Tapi, berdasarkan petunjuk nabi, sebagaimana yang diriwayatkan oleh Imam Bukhari, bahwa istikharah dilakukan dengan shalat sunnah dua rakaat di malam hari. Sejatinya, persoalan waktu pelaksanaan shalat istikharah itu dilakukan pada malam hari atau siang hairi tidaklah menjadi permasalahan yang cukup besar. Karena jika ditilik hadits tersebut, Kanjeng Rasul Saw. tidak menjelaskan waktu, dan bahkan tidak mencantumkan nama shalat itu sebagai shalat istikharah. Penamaan istikharah itu muncul dari istilah ulama bukan dari Rasulullah Saw. Jadi, shalat itu hakekatnya adalah shalat sunnat mutlak yang tidak memiliki waktu penetapan dalam pelaksaannya. Kemudian berubah menjadi istikharah karena terkait dengan hajat (keperluan) hamba terhadap Rabb-nya dalam memilihkan jawaban terbaik dari persoalan yang dihadapinya. Dapat dikatakan, bahwa shalat istikharah nyaris sama dengan sholat hajat yang pada dasarnya tidak memiliki waktu penetapan pelakasaannya.

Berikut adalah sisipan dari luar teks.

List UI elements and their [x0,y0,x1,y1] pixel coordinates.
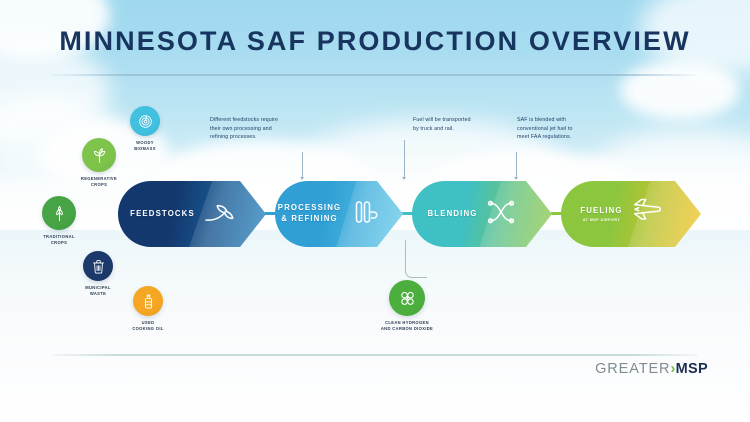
stage-text: FUELINGAT MSP AIRPORT [580,206,622,222]
feedstock-item-2[interactable]: TRADITIONAL CROPS [25,196,93,246]
title-divider [52,74,698,76]
page-title: MINNESOTA SAF PRODUCTION OVERVIEW [0,26,750,57]
feedstock-label: REGENERATIVE CROPS [65,176,133,188]
byproduct-label: CLEAN HYDROGEN AND CARBON DIOXIDE [364,320,450,332]
feedstock-label: TRADITIONAL CROPS [25,234,93,246]
infographic-canvas: MINNESOTA SAF PRODUCTION OVERVIEW WOODY … [0,0,750,422]
callout-text-2: SAF is blended with conventional jet fue… [517,116,573,142]
process-stage-1[interactable]: PROCESSING & REFINING [275,181,403,247]
logo-msp-text: MSP [676,361,708,377]
feedstock-label: USED COOKING OIL [116,320,180,332]
stage-text: FEEDSTOCKS [130,209,195,220]
airplane-icon [632,197,662,232]
byproduct-item[interactable]: CLEAN HYDROGEN AND CARBON DIOXIDE [364,280,450,332]
feedstock-item-1[interactable]: REGENERATIVE CROPS [65,138,133,188]
callout-text-1: Fuel will be transported by truck and ra… [413,116,471,133]
sprout-icon [204,197,234,232]
cloud-decoration [620,60,740,120]
molecule-icon [389,280,425,316]
stage-subtitle: AT MSP AIRPORT [580,218,622,222]
traditional-crops-icon [42,196,76,230]
bottom-divider [52,354,698,356]
callout-leader-line-1 [404,140,405,177]
callout-arrowhead-1 [402,177,406,180]
stage-title: PROCESSING & REFINING [278,203,342,224]
logo-greater-text: GREATER [595,361,670,377]
stage-text: PROCESSING & REFINING [278,203,342,224]
greater-msp-logo[interactable]: GREATER›MSP [595,361,708,377]
woody-biomass-icon [130,106,160,136]
stage-title: BLENDING [428,209,478,220]
callout-text-0: Different feedstocks require their own p… [210,116,278,142]
stage-title: FEEDSTOCKS [130,209,195,220]
feedstock-item-4[interactable]: USED COOKING OIL [116,286,180,332]
stage-title: FUELING [580,206,622,217]
refinery-tanks-icon [350,197,380,232]
municipal-waste-icon [83,251,113,281]
callout-leader-line-2 [516,152,517,177]
process-stage-3[interactable]: FUELINGAT MSP AIRPORT [561,181,701,247]
callout-arrowhead-0 [300,177,304,180]
callout-arrowhead-2 [514,177,518,180]
stage-text: BLENDING [428,209,478,220]
process-stage-0[interactable]: FEEDSTOCKS [118,181,266,247]
process-stage-2[interactable]: BLENDING [412,181,552,247]
regenerative-crops-icon [82,138,116,172]
byproduct-connector [405,240,427,278]
used-cooking-oil-icon [133,286,163,316]
callout-leader-line-0 [302,152,303,177]
title-container: MINNESOTA SAF PRODUCTION OVERVIEW [0,26,750,57]
blend-cross-icon [486,197,516,232]
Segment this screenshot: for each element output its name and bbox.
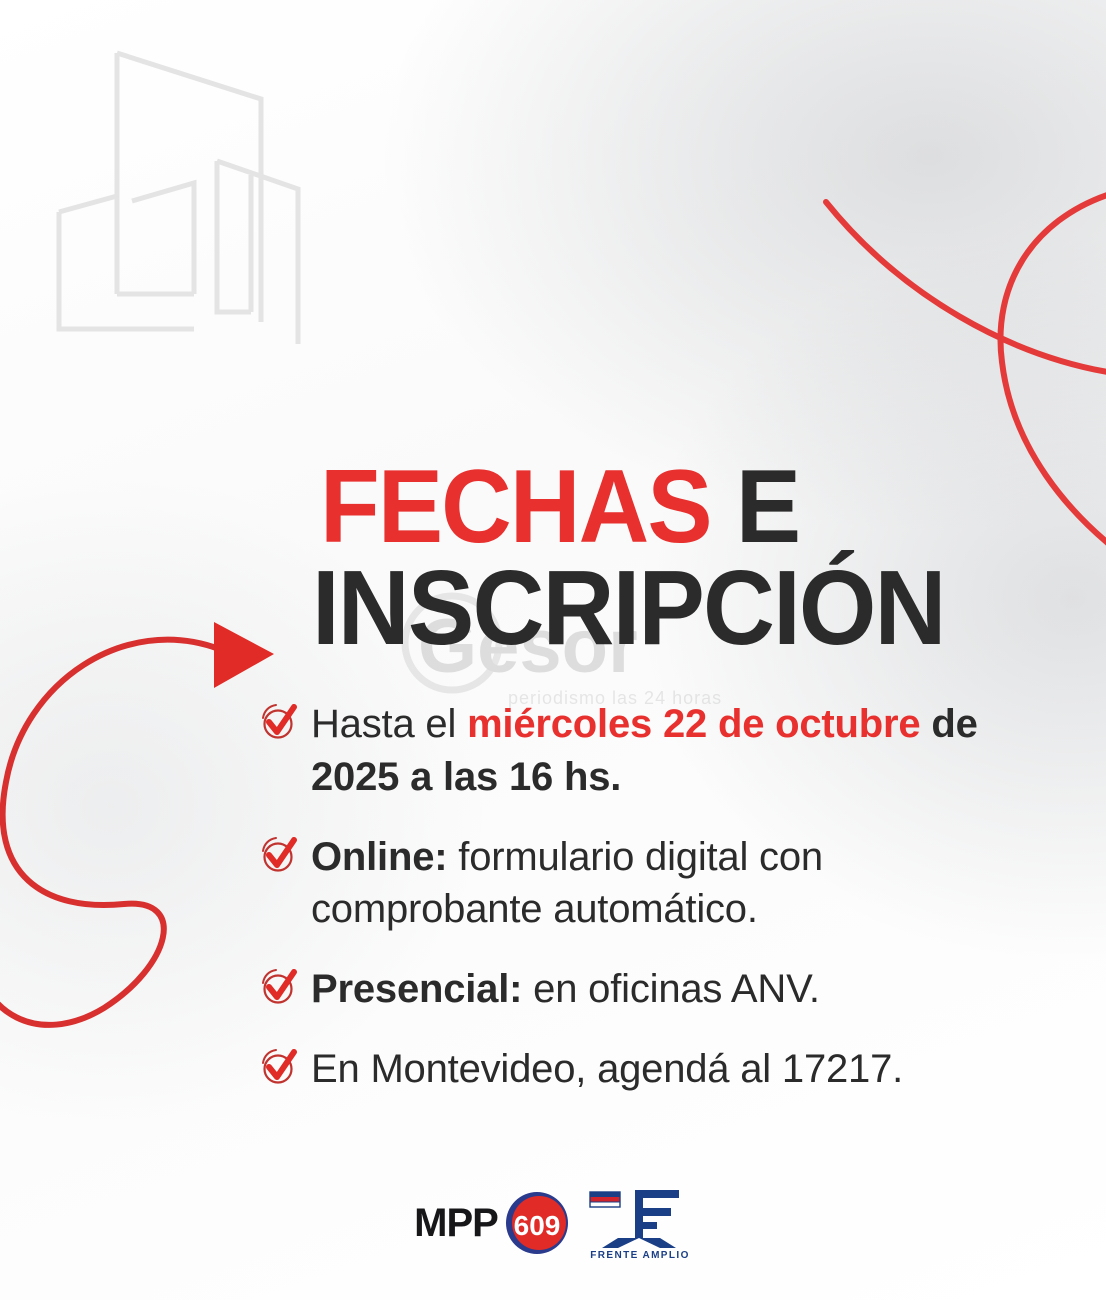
check-circle-icon bbox=[258, 1047, 298, 1087]
buildings-outline-icon bbox=[46, 44, 346, 384]
check-circle-icon bbox=[258, 967, 298, 1007]
check-circle-icon bbox=[258, 835, 298, 875]
frente-amplio-label: FRENTE AMPLIO bbox=[590, 1250, 690, 1260]
headline-line-1: FECHAS E bbox=[320, 458, 1008, 558]
bullet-list: Hasta el miércoles 22 de octubre de 2025… bbox=[258, 698, 1058, 1096]
bullet-4-part-0: En Montevideo, agendá al 17217. bbox=[311, 1047, 903, 1091]
frente-amplio-logo: FRENTE AMPLIO bbox=[588, 1186, 692, 1260]
headline-e: E bbox=[711, 449, 800, 565]
list-item: En Montevideo, agendá al 17217. bbox=[258, 1043, 1058, 1096]
609-badge-label: 609 bbox=[513, 1210, 560, 1241]
mpp-wordmark: MPP bbox=[414, 1201, 498, 1246]
list-item: Presencial: en oficinas ANV. bbox=[258, 963, 1058, 1016]
list-item-text: Online: formulario digital con comproban… bbox=[311, 831, 1058, 937]
footer-logos: MPP 609 FRE bbox=[0, 1186, 1106, 1260]
list-item-text: Presencial: en oficinas ANV. bbox=[311, 963, 820, 1016]
flag-icon bbox=[590, 1192, 620, 1207]
bullet-3-part-0: Presencial: bbox=[311, 967, 522, 1011]
mpp-logo: MPP 609 bbox=[414, 1190, 570, 1256]
arrow-head-icon bbox=[214, 622, 274, 688]
bullet-3-part-1: en oficinas ANV. bbox=[522, 967, 820, 1011]
609-badge-icon: 609 bbox=[504, 1190, 570, 1256]
headline-fechas: FECHAS bbox=[320, 449, 711, 565]
poster-canvas: Gesor periodismo las 24 horas FECHAS E I… bbox=[0, 0, 1106, 1300]
list-item: Hasta el miércoles 22 de octubre de 2025… bbox=[258, 698, 1058, 804]
list-item-text: En Montevideo, agendá al 17217. bbox=[311, 1043, 903, 1096]
headline-line-2: INSCRIPCIÓN bbox=[312, 558, 1008, 660]
check-circle-icon bbox=[258, 702, 298, 742]
bullet-1-part-1: miércoles 22 de octubre bbox=[467, 702, 920, 746]
page-title: FECHAS E INSCRIPCIÓN bbox=[312, 458, 1052, 660]
bullet-2-part-0: Online: bbox=[311, 835, 447, 879]
list-item: Online: formulario digital con comproban… bbox=[258, 831, 1058, 937]
list-item-text: Hasta el miércoles 22 de octubre de 2025… bbox=[311, 698, 1058, 804]
bullet-1-part-0: Hasta el bbox=[311, 702, 467, 746]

Adapun tata cara shalatnya tidak jauh berbeda dengan shalat sunnah lainnya. Perbedaannya hanya terletak ketika selesai shalat, orang yang bersangkutan disuruh membaca doa istikharah yang intinya berisi permohonan kepada Allah Swt., agar ia diberikan sesuatu yang terbaik untuk kepentingan jangka pendek (dunia) maupun jangka panjang (akhirat). Berdasarkan hadits itu pula, seorang muslim, menurut Imam Syaukani, tidak boleh meremehkan sesuatu perkara dan mengabaikan istikharah. Kenapa? Sebab, banyak sekali terjadi kasus kecil yang diremehkan atau disepelekan, namun ketika diambil atau dtinggalkan, justru menimbulkan bahaya besar di kemudian hari.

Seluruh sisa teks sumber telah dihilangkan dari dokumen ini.